There's More!
In addition to the basic information kept by the PNP in the registry, much more specific information can often be traced.
When synchronizing a mobile device, such as a Windows Mobile-based pocket PC, ActiveSync (the main application used to synchronize Windows Mobile-based devices with desktops) leaves traces of when the synchronization was done, what was synchronized (e-mail, files, and the like), and more. This information lets anyone with access to the computer know which mobile devices were attached to that computer, as well as names, versions, and so on. If users chose to synchronize files with a device, the folder of that synchronization can be found and the files within it accessed.
Another forensic trail can be found within emerging hardware standards. Given the imminent arrival of wireless USB and wireless Firewire, for instance, Windows is trying to keep pace by delivering standard drivers to new ports.
However, before a device stack is added to the OS, different manufacturers utilize it. In other words, before Microsoft added Bluetooth support to Windows XP SP2, for example, many implementations were popular in the market.

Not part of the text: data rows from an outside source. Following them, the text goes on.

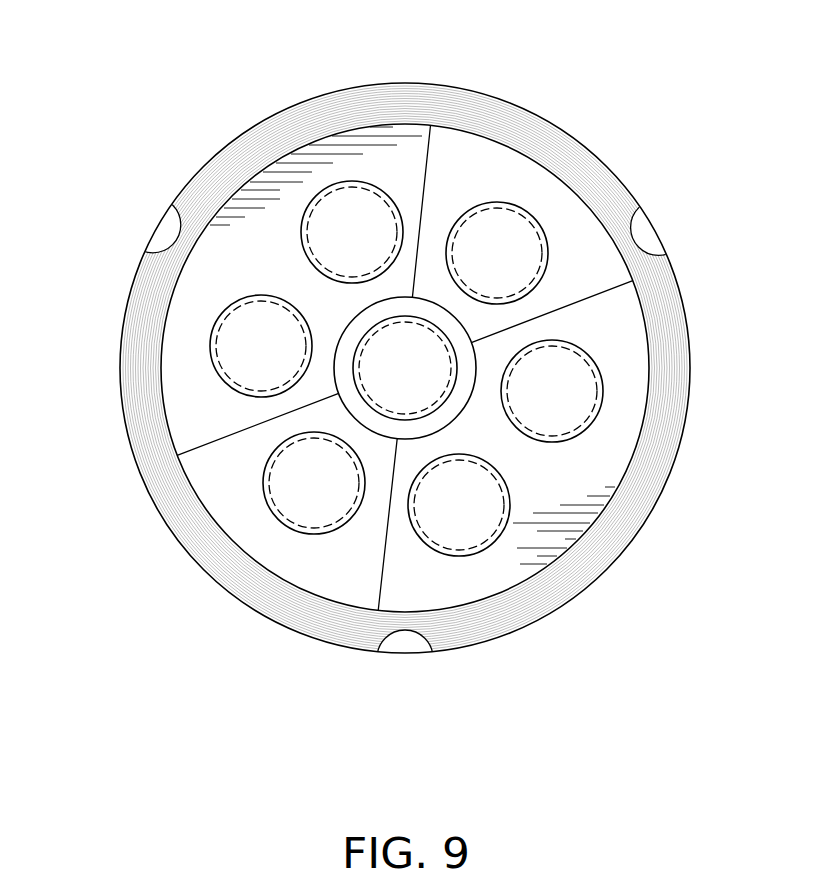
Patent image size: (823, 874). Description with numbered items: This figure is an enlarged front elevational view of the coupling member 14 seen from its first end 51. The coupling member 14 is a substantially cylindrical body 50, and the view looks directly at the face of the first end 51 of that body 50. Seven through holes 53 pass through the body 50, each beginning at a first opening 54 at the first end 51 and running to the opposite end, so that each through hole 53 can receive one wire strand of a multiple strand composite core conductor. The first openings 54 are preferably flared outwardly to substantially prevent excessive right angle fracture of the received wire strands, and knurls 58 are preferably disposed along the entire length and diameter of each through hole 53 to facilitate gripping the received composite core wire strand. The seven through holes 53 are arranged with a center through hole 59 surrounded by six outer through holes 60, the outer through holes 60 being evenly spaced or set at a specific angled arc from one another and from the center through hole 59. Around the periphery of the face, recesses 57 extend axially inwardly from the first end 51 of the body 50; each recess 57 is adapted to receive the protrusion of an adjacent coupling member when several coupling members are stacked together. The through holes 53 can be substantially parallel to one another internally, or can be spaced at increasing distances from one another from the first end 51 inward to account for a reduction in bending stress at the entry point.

The coupling member 14 is at (397, 370).
The cylindrical body 50 is at (389, 370).
The first end 51 is at (263, 197).
The through hole 53 is at (352, 205).
The first opening 54 is at (537, 212).
The recess 57 is at (178, 235).
The knurls 58 is at (272, 303).
The center through hole 59 is at (447, 400).
The outer through holes 60 is at (210, 350).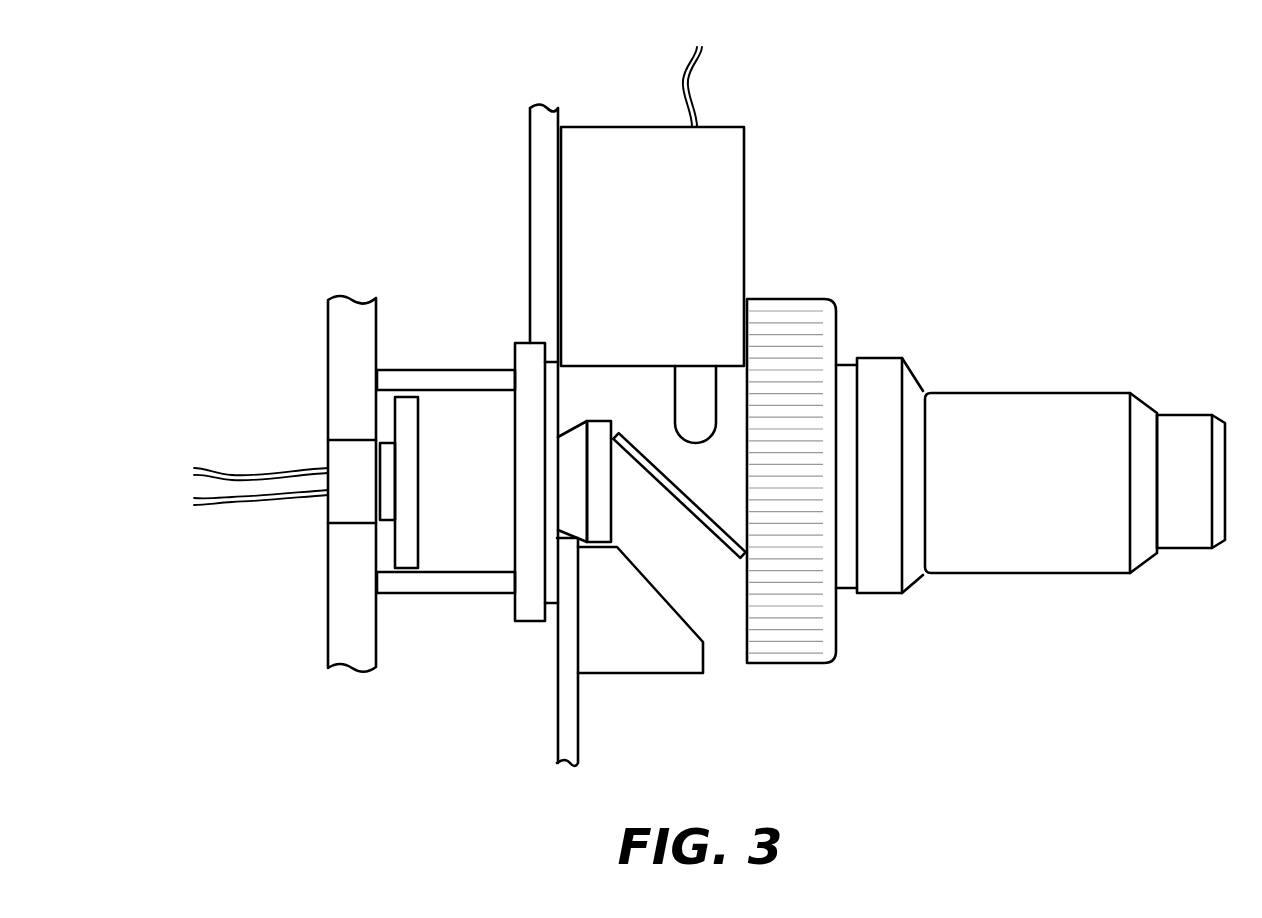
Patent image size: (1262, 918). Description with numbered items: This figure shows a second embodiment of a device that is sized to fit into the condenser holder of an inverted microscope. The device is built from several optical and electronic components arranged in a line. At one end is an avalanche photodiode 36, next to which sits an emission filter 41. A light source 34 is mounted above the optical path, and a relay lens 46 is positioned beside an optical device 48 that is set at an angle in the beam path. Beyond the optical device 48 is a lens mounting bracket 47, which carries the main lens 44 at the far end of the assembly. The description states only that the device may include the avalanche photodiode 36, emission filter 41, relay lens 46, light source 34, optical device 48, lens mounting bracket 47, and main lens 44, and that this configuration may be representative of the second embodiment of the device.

The light source 34 is at (685, 425).
The avalanche photodiode 36 is at (350, 457).
The emission filter 41 is at (410, 429).
The main lens 44 is at (1044, 524).
The relay lens 46 is at (597, 522).
The lens mounting bracket 47 is at (835, 660).
The optical device 48 is at (716, 532).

These implementations will probably be obsolete in a few years.
Bluetooth Footsteps
Other examples of device-related forensics information can be found when using different driver stacks for Bluetooth. One such driver stack comes with Windows XP SP2 and is written by Microsoft; another popular driver stack is Broadcom's Bluetooth driver stack (www.broadcom.com/products/Bluetooth). A Bluetooth device is connected to a computer with a pairing process. During that pairing process, users might be asked to enter a PIN to both the computer and the associated device. After this process, the computer can interact with the specific device as they share a link key (that is specific to this computer when talking to this device).
This link key must be kept between sessions of Windows if users want to connect to the device again. Thus, a history of all connected Bluetooth devices is kept by the Bluetooth stack implementation (usually in the registry). If adversaries have access to a link key a computer has with, say, a cell phone, they can impersonate a user's computer, stealing personal data and phone call information, or even make some calls on behalf of that user.
Note that this type of exploit is complicated and may require some administrator privileges on the local computer. The difficulty may also depend on the specific Bluetooth stack implementation.